Generally we are not aware of the greater part of ourselves and we only identify with a lesser part. For example, in the extreme case of someone over-identified with their job, a person would define themselves through their professionalism, position, authority, responsibility, ability, organization, etc.
They will rarely mention other aspects of their identity, such as relationships with a partner or friends. Conversely, they will be strongly influenced by success in their career area, and events like being fired, jobless or retired, could trigger a crisis. The problem in identifying with a limited number of aspects of ourselves is that the we do not use much of our potential.
By assuming we lack of inner resources we look for external support, creating dependencies. Perls uses this distinction of figure-ground to establish a principle of human need. He conceived that needs are part of a continuum. The most pronounced need manifests as a figure until its resolution. This type of Gestalt is called a Gestalt controller since it guides the mental process.
An extreme example of the mental function of this mechanism is the case of a toothache. When we have a toothache, our whole world revolves round the pain. We do not care about other concerns. Until we solve our problem of pain, we can not attend to any other affairs with clarity. With psychological needs something similar happens; a need is considered in this plane to be like an unresolved situation or an unclosed gestalt. This is manifest as thoughts that seize the mind most of the time in involuntary ways.
For example our conscience may compulsively dialogue with us over an issue. Or it may manifest as a filter that makes us blind to certain information in our environment. For example, someone who has had a history of abuse in childhood might fail to observe issues of power and abuse in relationships in the present day.
The formation process and Gestalt closing is a natural process that works without human intervention or the control of our will.
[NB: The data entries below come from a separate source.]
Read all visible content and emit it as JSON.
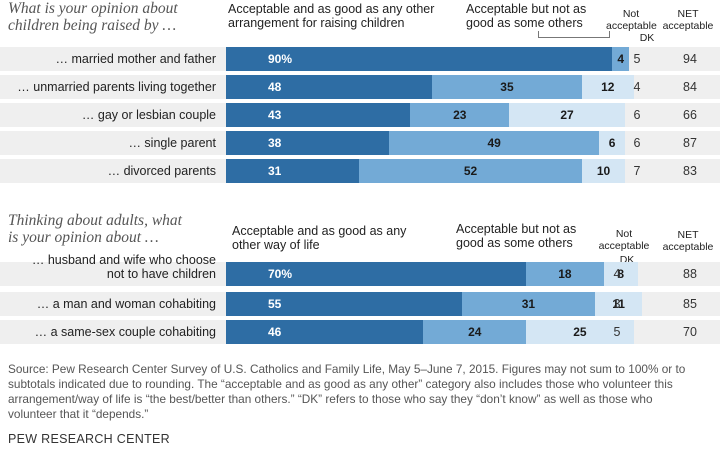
{
  "chart_data": [
    {
      "type": "bar",
      "title": "What is your opinion about children being raised by …",
      "series_labels": {
        "acceptable_as_good": "Acceptable and as good as any other arrangement for raising children",
        "acceptable_not_as_good": "Acceptable but not as good as some others",
        "not_acceptable": "Not acceptable",
        "dk": "DK",
        "net": "NET acceptable"
      },
      "rows": [
        {
          "label": "… married mother and father",
          "good": 90,
          "good_label": "90%",
          "not_as_good": 4,
          "not_as_good_label": "4",
          "not_acceptable": null,
          "not_acceptable_label": "",
          "dk": "5",
          "net": "94"
        },
        {
          "label": "… unmarried parents living together",
          "good": 48,
          "good_label": "48",
          "not_as_good": 35,
          "not_as_good_label": "35",
          "not_acceptable": 12,
          "not_acceptable_label": "12",
          "dk": "4",
          "net": "84"
        },
        {
          "label": "… gay or lesbian couple",
          "good": 43,
          "good_label": "43",
          "not_as_good": 23,
          "not_as_good_label": "23",
          "not_acceptable": 27,
          "not_acceptable_label": "27",
          "dk": "6",
          "net": "66"
        },
        {
          "label": "… single parent",
          "good": 38,
          "good_label": "38",
          "not_as_good": 49,
          "not_as_good_label": "49",
          "not_acceptable": 6,
          "not_acceptable_label": "6",
          "dk": "6",
          "net": "87"
        },
        {
          "label": "… divorced parents",
          "good": 31,
          "good_label": "31",
          "not_as_good": 52,
          "not_as_good_label": "52",
          "not_acceptable": 10,
          "not_acceptable_label": "10",
          "dk": "7",
          "net": "83"
        }
      ]
    },
    {
      "type": "bar",
      "title": "Thinking about adults, what is your opinion about …",
      "series_labels": {
        "acceptable_as_good": "Acceptable and as good as any other way of life",
        "acceptable_not_as_good": "Acceptable but not as good as some others",
        "not_acceptable": "Not acceptable",
        "dk": "DK",
        "net": "NET acceptable"
      },
      "rows": [
        {
          "label": "… husband and wife who choose not to have children",
          "label_line1": "… husband and wife who choose",
          "label_line2": "not to have children",
          "good": 70,
          "good_label": "70%",
          "not_as_good": 18,
          "not_as_good_label": "18",
          "not_acceptable": 8,
          "not_acceptable_label": "8",
          "dk": "4",
          "net": "88"
        },
        {
          "label": "… a man and woman cohabiting",
          "good": 55,
          "good_label": "55",
          "not_as_good": 31,
          "not_as_good_label": "31",
          "not_acceptable": 11,
          "not_acceptable_label": "11",
          "dk": "3",
          "net": "85"
        },
        {
          "label": "… a same-sex couple cohabiting",
          "good": 46,
          "good_label": "46",
          "not_as_good": 24,
          "not_as_good_label": "24",
          "not_acceptable": 25,
          "not_acceptable_label": "25",
          "dk": "5",
          "net": "70"
        }
      ]
    }
  ],
  "text": {
    "q1_line1": "What is your opinion about",
    "q1_line2": "children being raised by …",
    "h1_good_line1": "Acceptable and as good as any other",
    "h1_good_line2": "arrangement for raising children",
    "h1_notgood_line1": "Acceptable but not as",
    "h1_notgood_line2": "good as some others",
    "h1_notacc_line1": "Not",
    "h1_notacc_line2": "acceptable",
    "h1_dk": "DK",
    "h1_net_line1": "NET",
    "h1_net_line2": "acceptable",
    "q2_line1": "Thinking about adults, what",
    "q2_line2": "is your opinion about …",
    "h2_good_line1": "Acceptable and as good as any",
    "h2_good_line2": "other way of life",
    "h2_notgood_line1": "Acceptable but not as",
    "h2_notgood_line2": "good as some others",
    "h2_notacc_line1": "Not",
    "h2_notacc_line2": "acceptable",
    "h2_dk": "DK",
    "h2_net_line1": "NET",
    "h2_net_line2": "acceptable",
    "source_line1": "Source: Pew Research Center Survey of U.S. Catholics and Family Life, May 5–June 7, 2015. Figures may not sum to 100% or to",
    "source_line2": "subtotals indicated due to rounding. The “acceptable and as good as any other” category also includes those who volunteer this",
    "source_line3": "arrangement/way of life is “the best/better than others.” “DK” refers to those who say they “don’t know” as well as those who",
    "source_line4": "volunteer that it “depends.”",
    "brand": "PEW RESEARCH CENTER"
  }
}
We go through Gestalt processes everyday that form and close naturally in time. Nevertheless, situations sometimes occur which do not get resolved as they are supposed to, sometimes to a point that we forget the original problem exists or we believe that it has been resolved.
This class of perpetuatal problem can cause psychological difficulties. The Gestalt psychotherapist works with this unfinished mental content or filter forms. They help the individual to recognise them and work towards the closing of the Gestalt using various techniques suggested by the psychotherapist. Contact boundaries The human being establishes a relationship with his or her surrounding environment; this relationship defines a boundary.
This boundary is what allows a distinction to be made between self and non self, but it is also the area where contact takes place. In Gestalt therapy, it is defined as the ego boundary or the contact boundary. In Gestalt therapy it is considered that the relationships with other people are made at this boundary. When it happens in a healthy manner, then the boundary is flexible, which means that we are capable of distinguishing I from you, but also of forming a we.
We are capable of coordinating the appropriate needs with those that surround us and we can see each other as a complete person, and not only as a function of our needs and wishes. Generally, in a relationship with another person, we are each subject to number of conflicts of interest. In most cases, the individual-societal conflict faces us with a conflict between our needs and the demands of others. Concepts of obligations like must do transform themselves into ideals as to what we must do in a particular situation.
We then create rigid formulae for relationships which correspond to these must do obligations.